Lutto per lo sport italiano. Elisabeth Lardschneider, climber altoatesina della Val Gardena, membro della squadra nazionale italiana giovanile di arrampicata sportiva, è morta dopo essere precipitata per 150 metri mentre stava salendo nelle montagne del Ladakh, nella valle dello Zanskar in India.
Elisabeth Lardschneider, 20 anni, originaria di Ortisei, era partita ai primi di luglio insieme ad un gruppo di sette persone, tutte originarie dell’Alto Adige per scalare nuove pareti diverse da quelle alpine. Elisabeth Lardschneider ha scoperto la sua passione sin da bambina ed era considerata un talento. Aveva iniziato a praticare l’arrampicata sportiva – dall’edizione di Tokyo 2020 è anche specialità olimpica – durante gli anni del liceo scientifico a Merano. Con la nazionale italiana ha preso parte a diverse manifestazioni giovanili gareggiando nella disciplina Lead.

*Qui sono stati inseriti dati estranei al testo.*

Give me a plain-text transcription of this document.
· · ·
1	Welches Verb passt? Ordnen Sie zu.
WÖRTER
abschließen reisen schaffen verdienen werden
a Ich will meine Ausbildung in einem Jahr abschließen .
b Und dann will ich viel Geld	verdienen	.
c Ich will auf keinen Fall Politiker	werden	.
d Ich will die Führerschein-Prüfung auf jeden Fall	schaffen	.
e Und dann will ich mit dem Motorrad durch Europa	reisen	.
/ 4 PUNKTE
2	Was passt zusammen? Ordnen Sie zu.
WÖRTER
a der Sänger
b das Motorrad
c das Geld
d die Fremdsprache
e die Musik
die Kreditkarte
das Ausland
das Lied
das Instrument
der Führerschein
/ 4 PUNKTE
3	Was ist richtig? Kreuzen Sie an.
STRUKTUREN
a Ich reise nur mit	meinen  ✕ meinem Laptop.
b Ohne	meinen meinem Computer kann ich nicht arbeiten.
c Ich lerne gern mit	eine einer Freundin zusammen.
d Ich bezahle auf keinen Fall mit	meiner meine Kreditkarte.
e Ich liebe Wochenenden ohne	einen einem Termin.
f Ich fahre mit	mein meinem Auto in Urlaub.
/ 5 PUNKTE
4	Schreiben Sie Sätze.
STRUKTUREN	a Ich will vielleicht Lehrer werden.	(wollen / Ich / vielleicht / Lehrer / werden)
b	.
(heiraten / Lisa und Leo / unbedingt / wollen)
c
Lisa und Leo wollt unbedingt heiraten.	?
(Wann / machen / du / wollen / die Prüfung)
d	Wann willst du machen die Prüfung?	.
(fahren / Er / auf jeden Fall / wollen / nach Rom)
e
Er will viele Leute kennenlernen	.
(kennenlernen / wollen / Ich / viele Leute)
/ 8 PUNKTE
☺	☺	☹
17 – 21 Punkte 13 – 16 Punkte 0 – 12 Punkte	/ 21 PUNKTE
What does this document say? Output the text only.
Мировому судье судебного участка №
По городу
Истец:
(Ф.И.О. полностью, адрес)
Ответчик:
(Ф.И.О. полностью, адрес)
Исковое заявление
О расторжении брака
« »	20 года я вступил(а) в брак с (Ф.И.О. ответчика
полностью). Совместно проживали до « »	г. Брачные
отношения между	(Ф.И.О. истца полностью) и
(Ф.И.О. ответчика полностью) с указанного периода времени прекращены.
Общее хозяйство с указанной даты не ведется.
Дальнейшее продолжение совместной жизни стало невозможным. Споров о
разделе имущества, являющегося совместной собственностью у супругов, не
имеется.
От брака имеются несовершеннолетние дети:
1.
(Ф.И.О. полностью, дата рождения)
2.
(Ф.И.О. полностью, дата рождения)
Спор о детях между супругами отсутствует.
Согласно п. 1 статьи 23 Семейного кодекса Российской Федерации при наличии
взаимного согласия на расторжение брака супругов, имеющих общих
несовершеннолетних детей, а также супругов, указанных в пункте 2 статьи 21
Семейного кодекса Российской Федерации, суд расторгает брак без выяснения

Il Cai l’aveva coinvolta nel progetto Giovani Alpinisti che promuove i talenti emergenti dell’arrampicata. A 14 anni, Elisabeth aveva scalato a passo Gardena il Menhir, suo primo 8b. Nell’estate scorsa insieme a quattro amici era andata a scalare la parete ovest del Pik Odessa, montagna di 4.810 metri nel sud del Kirghizistan ai confini col Tagikistan.